La histórica foto de Barriopedro con Tejero en el Congreso gritando pistola en mano: «¡Quieto todo el mundo!» Y después: «¡Todos al suelo!», seguido de un tiroteo.

Todos los ciudadanos pueden acceder desde el miércoles pasado a los documentos hasta ahora secretos sobre el Golpe de Estado del 23 de febrero de 1981en el sitio: https://www.lamoncloa.gob.es/Paginas/index.aspx. Es una noticia estupenda. La desclasificación fue decidida por el presidente del Gobierno, Pedro Sánchez, al cumplirse el 45 aniversario de aquella intentona fascista contra la democracia y la Constitución, que apenas tenía entonces dos años y dos meses de vida. Pocas horas después del libre acceso a estos papeles las diñaba en Málaga el dañino golpista Antonio Tejero Molina.

Los documentos desclasificados permiten conocer algunos detalles de “la operación” encabezada por el trío Tejero, Armada, Milans del Bosch, para volver a la dictadura de Franco con un Rey (Juan Carlos I de Borbón) después de todo formado a la sombra del dictador y con los esquemas del Estado autoritario que en aquellos momentos se sentía harto de Adolfo Suárez y, según decían, de la debilidad de la democracia frente al terrorismo y el separatismo. Por si fuera poco, reinaba el entonces llamado “desencanto”.
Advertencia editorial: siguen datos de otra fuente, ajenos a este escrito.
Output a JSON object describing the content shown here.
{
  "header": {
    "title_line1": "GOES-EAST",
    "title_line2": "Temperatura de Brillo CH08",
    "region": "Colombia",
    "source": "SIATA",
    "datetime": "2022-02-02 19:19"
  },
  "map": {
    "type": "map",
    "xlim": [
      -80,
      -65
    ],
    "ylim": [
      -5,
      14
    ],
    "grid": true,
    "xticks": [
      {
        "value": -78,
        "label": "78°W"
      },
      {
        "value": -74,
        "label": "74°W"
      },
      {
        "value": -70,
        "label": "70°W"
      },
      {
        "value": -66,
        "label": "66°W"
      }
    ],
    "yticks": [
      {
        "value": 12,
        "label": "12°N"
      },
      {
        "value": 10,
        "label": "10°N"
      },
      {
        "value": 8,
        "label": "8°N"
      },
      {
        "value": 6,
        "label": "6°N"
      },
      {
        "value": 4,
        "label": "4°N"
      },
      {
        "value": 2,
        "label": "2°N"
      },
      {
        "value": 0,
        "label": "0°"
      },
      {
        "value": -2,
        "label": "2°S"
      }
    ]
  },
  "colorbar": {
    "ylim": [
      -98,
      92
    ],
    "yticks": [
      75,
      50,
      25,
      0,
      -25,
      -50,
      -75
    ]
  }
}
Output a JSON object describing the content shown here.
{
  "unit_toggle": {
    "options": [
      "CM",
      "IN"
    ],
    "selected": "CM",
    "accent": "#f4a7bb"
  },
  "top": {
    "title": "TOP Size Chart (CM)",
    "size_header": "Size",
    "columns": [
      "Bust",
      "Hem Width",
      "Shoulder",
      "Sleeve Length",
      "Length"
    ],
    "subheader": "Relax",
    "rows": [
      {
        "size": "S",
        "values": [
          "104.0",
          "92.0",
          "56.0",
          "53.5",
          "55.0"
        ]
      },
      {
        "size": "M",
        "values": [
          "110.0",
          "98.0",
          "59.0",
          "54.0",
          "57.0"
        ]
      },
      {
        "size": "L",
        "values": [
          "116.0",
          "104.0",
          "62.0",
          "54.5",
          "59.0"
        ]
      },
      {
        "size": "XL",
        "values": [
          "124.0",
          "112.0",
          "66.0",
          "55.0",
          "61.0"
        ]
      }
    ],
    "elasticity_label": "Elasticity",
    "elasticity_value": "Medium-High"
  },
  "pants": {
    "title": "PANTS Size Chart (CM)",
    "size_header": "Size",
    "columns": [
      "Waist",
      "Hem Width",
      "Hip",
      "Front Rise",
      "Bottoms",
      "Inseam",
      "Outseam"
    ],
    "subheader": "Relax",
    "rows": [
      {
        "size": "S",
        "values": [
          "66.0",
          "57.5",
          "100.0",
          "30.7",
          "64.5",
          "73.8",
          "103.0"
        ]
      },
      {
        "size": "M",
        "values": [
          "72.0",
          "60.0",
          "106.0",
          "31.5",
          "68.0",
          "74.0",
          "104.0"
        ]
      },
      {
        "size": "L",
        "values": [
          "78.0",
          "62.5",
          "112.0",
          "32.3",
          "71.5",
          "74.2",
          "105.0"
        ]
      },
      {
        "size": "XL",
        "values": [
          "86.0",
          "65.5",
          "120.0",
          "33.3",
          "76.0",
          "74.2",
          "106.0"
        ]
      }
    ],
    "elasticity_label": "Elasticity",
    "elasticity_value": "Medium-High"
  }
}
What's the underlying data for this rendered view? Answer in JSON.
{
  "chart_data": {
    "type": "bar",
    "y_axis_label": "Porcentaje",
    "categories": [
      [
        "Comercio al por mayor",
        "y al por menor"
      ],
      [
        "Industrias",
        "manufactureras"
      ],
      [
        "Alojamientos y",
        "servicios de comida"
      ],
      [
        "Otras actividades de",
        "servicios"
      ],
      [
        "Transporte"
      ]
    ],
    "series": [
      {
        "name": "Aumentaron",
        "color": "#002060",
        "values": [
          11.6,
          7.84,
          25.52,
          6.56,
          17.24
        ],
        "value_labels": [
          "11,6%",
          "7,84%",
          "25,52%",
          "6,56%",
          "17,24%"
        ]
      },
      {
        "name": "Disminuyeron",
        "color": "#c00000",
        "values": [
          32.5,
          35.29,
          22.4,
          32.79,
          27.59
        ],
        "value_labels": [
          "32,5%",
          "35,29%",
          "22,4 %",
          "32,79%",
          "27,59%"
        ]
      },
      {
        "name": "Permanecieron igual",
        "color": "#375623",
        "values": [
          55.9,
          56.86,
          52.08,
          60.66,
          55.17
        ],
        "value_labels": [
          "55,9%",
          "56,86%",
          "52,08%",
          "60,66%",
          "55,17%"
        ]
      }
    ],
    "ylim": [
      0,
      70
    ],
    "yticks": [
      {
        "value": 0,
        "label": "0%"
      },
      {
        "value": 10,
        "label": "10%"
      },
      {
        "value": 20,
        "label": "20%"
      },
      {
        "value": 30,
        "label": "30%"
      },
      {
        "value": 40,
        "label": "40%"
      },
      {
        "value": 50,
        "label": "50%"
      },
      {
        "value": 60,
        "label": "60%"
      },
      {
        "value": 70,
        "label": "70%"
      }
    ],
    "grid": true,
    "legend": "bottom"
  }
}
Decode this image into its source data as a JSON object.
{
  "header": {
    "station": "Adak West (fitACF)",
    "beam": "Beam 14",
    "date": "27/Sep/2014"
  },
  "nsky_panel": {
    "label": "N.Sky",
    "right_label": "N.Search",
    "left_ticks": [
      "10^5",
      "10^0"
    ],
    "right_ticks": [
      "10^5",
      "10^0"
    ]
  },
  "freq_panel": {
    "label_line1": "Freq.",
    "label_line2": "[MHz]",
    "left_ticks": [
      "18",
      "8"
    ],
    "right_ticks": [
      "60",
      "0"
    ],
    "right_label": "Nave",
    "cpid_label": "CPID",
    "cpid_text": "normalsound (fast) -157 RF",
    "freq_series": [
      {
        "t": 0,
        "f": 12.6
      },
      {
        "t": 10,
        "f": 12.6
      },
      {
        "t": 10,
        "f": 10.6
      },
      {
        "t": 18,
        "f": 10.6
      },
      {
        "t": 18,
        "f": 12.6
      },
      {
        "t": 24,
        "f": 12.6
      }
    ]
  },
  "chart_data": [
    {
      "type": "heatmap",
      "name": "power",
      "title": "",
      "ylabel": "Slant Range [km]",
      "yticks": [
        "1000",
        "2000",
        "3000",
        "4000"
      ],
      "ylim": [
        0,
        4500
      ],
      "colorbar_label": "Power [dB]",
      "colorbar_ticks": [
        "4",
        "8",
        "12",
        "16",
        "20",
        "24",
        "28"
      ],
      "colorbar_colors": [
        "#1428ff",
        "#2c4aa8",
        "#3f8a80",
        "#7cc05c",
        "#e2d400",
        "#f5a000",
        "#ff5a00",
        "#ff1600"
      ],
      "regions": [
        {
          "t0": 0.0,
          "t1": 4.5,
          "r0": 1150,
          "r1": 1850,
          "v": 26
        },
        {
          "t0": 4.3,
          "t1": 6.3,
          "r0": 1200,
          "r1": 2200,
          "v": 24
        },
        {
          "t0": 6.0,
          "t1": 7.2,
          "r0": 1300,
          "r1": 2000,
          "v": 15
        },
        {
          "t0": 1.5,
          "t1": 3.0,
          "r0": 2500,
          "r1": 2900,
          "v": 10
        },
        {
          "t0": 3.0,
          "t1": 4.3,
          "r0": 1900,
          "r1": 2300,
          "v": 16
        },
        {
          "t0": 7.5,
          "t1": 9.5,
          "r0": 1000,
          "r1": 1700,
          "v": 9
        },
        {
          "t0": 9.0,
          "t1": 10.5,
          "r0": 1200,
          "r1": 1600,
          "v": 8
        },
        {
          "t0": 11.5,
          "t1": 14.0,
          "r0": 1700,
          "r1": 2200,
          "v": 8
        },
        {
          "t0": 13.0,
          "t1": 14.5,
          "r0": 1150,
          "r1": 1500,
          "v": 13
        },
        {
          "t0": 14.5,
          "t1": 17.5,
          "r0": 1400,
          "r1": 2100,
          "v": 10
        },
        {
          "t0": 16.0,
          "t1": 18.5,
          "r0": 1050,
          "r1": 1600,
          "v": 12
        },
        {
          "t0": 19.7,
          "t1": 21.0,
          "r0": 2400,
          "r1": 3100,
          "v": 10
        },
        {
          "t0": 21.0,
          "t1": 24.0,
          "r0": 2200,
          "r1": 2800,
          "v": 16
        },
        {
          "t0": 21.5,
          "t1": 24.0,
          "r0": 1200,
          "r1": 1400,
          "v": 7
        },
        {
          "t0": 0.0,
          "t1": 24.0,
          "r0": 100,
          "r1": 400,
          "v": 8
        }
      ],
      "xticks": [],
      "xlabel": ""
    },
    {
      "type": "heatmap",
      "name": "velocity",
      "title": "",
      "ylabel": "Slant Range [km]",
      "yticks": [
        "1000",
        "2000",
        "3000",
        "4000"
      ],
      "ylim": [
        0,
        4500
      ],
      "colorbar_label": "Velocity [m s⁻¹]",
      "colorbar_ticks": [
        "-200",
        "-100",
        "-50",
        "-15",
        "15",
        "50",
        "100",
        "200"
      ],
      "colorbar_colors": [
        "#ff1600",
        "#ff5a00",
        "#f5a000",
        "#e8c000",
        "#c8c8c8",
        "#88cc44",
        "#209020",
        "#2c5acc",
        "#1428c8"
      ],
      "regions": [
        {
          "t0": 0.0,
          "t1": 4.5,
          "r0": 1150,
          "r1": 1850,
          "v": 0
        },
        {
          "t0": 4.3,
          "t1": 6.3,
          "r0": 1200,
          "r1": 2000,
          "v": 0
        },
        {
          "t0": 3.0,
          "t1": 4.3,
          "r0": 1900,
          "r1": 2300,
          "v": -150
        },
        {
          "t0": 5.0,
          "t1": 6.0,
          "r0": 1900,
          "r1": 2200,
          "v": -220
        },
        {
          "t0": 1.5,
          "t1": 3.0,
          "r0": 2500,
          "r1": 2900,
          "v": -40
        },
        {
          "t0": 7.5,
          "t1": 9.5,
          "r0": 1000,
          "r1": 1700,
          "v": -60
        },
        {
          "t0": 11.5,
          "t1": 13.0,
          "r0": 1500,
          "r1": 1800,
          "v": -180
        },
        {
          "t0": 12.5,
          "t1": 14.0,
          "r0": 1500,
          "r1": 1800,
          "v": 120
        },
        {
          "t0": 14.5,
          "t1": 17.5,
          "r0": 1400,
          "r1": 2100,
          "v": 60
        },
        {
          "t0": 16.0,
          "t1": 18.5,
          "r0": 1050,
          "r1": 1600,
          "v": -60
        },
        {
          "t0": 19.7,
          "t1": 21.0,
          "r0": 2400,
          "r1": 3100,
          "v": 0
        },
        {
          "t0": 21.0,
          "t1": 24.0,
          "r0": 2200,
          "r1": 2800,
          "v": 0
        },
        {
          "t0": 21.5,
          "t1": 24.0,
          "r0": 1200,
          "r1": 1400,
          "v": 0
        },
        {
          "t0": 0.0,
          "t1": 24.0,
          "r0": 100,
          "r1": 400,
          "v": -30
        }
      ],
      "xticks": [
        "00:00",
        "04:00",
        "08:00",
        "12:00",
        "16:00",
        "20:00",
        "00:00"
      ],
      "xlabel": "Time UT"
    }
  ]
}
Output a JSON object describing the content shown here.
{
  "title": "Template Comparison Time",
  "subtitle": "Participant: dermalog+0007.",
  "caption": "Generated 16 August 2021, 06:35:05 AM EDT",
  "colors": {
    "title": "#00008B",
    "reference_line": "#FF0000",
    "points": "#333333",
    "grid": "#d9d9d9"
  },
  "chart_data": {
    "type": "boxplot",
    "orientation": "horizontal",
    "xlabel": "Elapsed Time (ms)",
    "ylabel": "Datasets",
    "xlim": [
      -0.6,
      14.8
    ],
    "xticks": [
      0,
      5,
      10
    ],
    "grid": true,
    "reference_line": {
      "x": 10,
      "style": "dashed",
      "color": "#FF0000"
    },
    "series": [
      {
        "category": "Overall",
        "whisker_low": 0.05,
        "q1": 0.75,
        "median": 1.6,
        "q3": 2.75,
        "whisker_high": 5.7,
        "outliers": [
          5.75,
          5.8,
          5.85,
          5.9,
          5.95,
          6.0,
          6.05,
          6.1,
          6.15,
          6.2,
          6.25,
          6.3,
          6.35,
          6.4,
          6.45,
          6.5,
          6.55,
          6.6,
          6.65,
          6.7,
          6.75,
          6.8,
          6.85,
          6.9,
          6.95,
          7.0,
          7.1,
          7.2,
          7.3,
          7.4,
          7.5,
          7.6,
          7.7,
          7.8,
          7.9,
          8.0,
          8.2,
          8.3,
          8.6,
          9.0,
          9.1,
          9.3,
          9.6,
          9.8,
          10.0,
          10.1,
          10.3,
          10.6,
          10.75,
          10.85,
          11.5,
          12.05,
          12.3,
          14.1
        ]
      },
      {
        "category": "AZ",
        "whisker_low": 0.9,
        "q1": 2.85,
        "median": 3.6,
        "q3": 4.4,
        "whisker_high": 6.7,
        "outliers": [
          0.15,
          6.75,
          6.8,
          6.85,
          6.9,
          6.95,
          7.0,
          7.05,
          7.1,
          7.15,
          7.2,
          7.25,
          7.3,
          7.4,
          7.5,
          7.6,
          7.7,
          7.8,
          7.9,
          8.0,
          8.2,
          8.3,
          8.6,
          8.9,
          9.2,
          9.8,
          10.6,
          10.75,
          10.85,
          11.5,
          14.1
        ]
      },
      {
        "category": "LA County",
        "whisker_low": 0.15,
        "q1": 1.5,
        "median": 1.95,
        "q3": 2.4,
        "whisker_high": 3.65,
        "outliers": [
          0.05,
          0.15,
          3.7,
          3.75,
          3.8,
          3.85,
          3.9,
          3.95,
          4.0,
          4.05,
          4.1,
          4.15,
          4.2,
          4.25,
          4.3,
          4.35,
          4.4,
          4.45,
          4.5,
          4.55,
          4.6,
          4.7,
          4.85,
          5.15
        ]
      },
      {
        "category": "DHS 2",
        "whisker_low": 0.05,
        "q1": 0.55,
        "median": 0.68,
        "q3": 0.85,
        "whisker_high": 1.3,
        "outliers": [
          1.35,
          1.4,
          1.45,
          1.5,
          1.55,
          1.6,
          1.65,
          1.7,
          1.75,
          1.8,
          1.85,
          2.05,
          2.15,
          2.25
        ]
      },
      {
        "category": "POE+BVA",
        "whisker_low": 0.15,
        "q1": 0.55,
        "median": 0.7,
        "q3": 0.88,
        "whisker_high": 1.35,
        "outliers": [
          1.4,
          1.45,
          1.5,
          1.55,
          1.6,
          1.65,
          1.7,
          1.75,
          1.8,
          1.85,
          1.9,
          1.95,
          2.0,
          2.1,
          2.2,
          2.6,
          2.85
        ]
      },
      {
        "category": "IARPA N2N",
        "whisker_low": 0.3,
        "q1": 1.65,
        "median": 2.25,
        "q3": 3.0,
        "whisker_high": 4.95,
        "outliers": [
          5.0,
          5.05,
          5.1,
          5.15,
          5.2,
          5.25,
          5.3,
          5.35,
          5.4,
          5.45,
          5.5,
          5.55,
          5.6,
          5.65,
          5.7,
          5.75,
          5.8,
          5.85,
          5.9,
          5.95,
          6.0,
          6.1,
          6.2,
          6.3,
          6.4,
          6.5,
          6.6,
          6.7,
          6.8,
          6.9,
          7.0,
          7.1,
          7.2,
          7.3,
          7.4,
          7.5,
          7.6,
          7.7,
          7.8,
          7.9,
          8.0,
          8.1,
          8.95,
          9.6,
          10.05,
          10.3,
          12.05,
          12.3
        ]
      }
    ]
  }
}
“No quiero que la democracia sea otra vez un breve paréntesis de nuestra historia”, había dicho el entonces presidente Suárez unas semanas antes del Golpe, al presentar su dimisión debido, entre otras cosas, a las disensiones en su partido, la Unión del Centro Democrático (UCD). Los democratacristianos querían el poder, los socialdemócratas amenazaban con largarse y los azules iban quedado en minoría.

Los papeles nada aclaran sobre las presiones a Suárez, previas al Golpe de Estado. Pero su frase enigmática apuntaba al golpismo militar (también hablaban del “golpe de timón”) con la posible anuencia del monarca, ya enfadado desde que Suárez le pidió que se cortara un poco en sus visitas a las amantes fuera de España, pues la reina Sofía estaba enfadadísima y amenazaba con separarse y largarse a Londres con los hijos. Tamaño escándalo era lo que menos necesitaba la incipiente democracia.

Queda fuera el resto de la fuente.